The old saying goes, “Don’t throw the baby out with the bathwater.” But it looks like a number of people in Australia may be in danger of doing just that with their response to the country’s newly harmonized health and safety laws.
Australia’s new Work Health and Safety Act says company officers “… must exercise due diligence to ensure that the person conducting the business or undertaking complies with that duty or obligation.” An organization also must ensure “workers and other persons should be given the highest level of protection against harm to their health, safety and welfare from hazards and risks arising from work … as is reasonably practical.”
So far, the Act is consistent with what most people would regard as commonsense ALARP (As Low As Reasonably Practicable) risk management. It is, in fact relatively easy to argue that the safety lifecycle approach is the most logical method of ensuring a company can achieve the highest level of protection from harm as reasonable practicable.

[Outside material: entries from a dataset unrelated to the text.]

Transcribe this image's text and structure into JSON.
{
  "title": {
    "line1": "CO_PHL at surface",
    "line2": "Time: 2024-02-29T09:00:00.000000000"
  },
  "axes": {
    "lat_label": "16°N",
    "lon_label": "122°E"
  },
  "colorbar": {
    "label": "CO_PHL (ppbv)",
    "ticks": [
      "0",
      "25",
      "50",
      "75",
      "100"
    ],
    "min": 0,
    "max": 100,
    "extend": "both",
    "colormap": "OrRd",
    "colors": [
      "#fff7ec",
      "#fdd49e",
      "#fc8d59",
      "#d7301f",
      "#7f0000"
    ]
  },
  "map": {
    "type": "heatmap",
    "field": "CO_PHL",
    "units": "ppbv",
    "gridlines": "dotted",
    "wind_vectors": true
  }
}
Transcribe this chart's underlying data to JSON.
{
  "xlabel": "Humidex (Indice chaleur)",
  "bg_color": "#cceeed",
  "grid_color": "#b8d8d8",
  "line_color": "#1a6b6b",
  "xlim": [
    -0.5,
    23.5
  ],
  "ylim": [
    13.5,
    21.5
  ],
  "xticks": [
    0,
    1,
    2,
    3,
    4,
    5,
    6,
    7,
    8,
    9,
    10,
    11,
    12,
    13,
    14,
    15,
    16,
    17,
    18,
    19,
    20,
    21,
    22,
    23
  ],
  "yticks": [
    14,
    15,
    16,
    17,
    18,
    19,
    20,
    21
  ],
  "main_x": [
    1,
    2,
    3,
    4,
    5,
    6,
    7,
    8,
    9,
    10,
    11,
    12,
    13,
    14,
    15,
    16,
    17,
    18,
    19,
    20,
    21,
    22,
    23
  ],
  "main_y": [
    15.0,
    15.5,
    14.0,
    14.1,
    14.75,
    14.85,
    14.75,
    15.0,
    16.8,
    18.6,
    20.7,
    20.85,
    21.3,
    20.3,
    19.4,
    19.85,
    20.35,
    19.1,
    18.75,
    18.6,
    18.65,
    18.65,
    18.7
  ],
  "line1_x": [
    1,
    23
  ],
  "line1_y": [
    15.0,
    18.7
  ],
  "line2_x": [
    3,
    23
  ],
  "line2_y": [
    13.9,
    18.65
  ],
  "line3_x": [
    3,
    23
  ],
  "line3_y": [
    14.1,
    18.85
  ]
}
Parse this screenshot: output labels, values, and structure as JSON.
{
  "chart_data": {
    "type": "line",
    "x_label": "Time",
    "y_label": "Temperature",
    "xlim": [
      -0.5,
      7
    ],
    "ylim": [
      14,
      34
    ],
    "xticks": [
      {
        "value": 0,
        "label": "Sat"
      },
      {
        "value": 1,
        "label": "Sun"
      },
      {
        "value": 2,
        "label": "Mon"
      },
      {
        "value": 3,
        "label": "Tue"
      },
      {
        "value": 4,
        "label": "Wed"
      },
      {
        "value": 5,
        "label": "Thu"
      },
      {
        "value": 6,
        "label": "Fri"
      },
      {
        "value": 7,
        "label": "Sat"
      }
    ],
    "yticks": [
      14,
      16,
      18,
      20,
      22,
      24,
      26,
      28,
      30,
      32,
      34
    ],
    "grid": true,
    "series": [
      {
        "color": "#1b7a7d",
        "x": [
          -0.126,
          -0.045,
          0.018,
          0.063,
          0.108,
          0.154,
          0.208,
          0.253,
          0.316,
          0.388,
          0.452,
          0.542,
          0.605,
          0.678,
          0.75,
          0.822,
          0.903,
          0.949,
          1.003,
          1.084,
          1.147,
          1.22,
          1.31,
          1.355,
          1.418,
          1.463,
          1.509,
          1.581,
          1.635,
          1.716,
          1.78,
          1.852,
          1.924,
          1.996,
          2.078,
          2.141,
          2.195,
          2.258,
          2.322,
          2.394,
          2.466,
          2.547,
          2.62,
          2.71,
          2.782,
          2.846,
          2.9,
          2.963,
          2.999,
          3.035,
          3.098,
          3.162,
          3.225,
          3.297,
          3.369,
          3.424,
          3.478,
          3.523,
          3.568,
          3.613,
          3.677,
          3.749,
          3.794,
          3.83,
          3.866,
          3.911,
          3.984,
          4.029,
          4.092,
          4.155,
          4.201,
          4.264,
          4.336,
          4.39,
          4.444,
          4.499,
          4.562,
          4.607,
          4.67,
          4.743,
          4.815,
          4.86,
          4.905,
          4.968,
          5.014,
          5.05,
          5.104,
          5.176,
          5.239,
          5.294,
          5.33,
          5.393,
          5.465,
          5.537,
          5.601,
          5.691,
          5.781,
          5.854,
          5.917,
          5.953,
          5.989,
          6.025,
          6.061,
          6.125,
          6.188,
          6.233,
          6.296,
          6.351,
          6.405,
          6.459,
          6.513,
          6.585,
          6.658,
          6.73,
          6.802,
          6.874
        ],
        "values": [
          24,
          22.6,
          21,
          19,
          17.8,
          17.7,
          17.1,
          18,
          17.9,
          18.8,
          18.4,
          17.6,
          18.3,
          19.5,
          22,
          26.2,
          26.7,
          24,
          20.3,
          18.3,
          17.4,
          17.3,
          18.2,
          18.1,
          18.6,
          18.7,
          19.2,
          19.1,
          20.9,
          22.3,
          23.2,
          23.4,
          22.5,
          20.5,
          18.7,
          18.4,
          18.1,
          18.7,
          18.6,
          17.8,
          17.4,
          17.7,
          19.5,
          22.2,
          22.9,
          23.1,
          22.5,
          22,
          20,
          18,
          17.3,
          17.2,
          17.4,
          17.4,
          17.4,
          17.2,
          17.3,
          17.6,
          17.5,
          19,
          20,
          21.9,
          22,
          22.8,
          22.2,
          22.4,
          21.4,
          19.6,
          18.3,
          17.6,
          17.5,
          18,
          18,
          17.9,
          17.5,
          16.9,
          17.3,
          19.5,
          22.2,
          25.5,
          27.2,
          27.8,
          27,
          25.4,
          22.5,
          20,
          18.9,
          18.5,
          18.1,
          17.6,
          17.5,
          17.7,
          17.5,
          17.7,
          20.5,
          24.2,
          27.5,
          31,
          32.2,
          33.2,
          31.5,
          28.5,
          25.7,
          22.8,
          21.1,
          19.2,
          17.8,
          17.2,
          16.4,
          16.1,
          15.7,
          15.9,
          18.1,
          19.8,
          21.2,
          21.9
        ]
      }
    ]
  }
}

But some critics are interpreting the Act as a rejection of the safety lifecycle standards such as IEC/AS61508, IEC/AS61511 and IEC/AS62061. They assert that, because these standards allow a company to set a fixed risk tolerance and thus potentially ignore other reasonable means of further risk reduction, the standards should be rejected completely. The problem is not with the standards. The problem is using them to justify bare-bones risk management that ignores intelligent, practical means of risk reduction once an arbitrary fixed target is reached. In the extreme, one could set a high risk target, say that no safety is needed to achieve that target and then claim standards compliance. This was never the intention of the standards. Such theoretical extremes do not justify rejecting the widely accepted good engineering practice of risk analysis, safety equipment specification, design, and operation within the new legal framework.
The problem of risk management engineering and the law centers on the fundamental difference between engineering and the legal system. As engineers, we deal with the unknown, but reasonably predictable future. Legal cases deal with the fully known past. It is our challenge as engineers to both understand the potential risks in the future and take all reasonable means to ensure they are managed. This standards-based approach will minimize the number of legal cases and, if a case does go to court, show that we did the best reasonable job at the time. The legal case can then focus on the assessment of what is reasonable with the information to make that assessment intelligently.
These engineering and legal challenges are all the more reason to apply good practices and methods such as those in the safety lifecycle standards. But that is not enough. We must also apply them in the context of an existing industry with other existing means of risk reduction to ensure that we do apply all reasonable means at our disposal or, in the current phrase of the moment, “exercise due diligence.” So the new Australian legislation does not reject the safety lifecycle standards. Rather, the Act requires that the standards be used to assess risk intelligently, apply all reasonable means of risk reduction including SIL rated SIFs, and monitor equipment operation to ensure that reality is consistent with the predictions and make any reasonable changes as needed to fix any identified problems.
However, we must not fall into the trap of choosing risk targets much higher than is broadly acceptable and then using safety lifecycle standards to justify this instead of using them as part of an ALARP approach. The safety lifecycle standards are tools to achieve a level of risk, and the choice of accepting that risk should be based on ALARP according to the new laws. The safety lifecycle standards should not be rejected, but rather used intelligently in achieving the desired result of ALARP risk.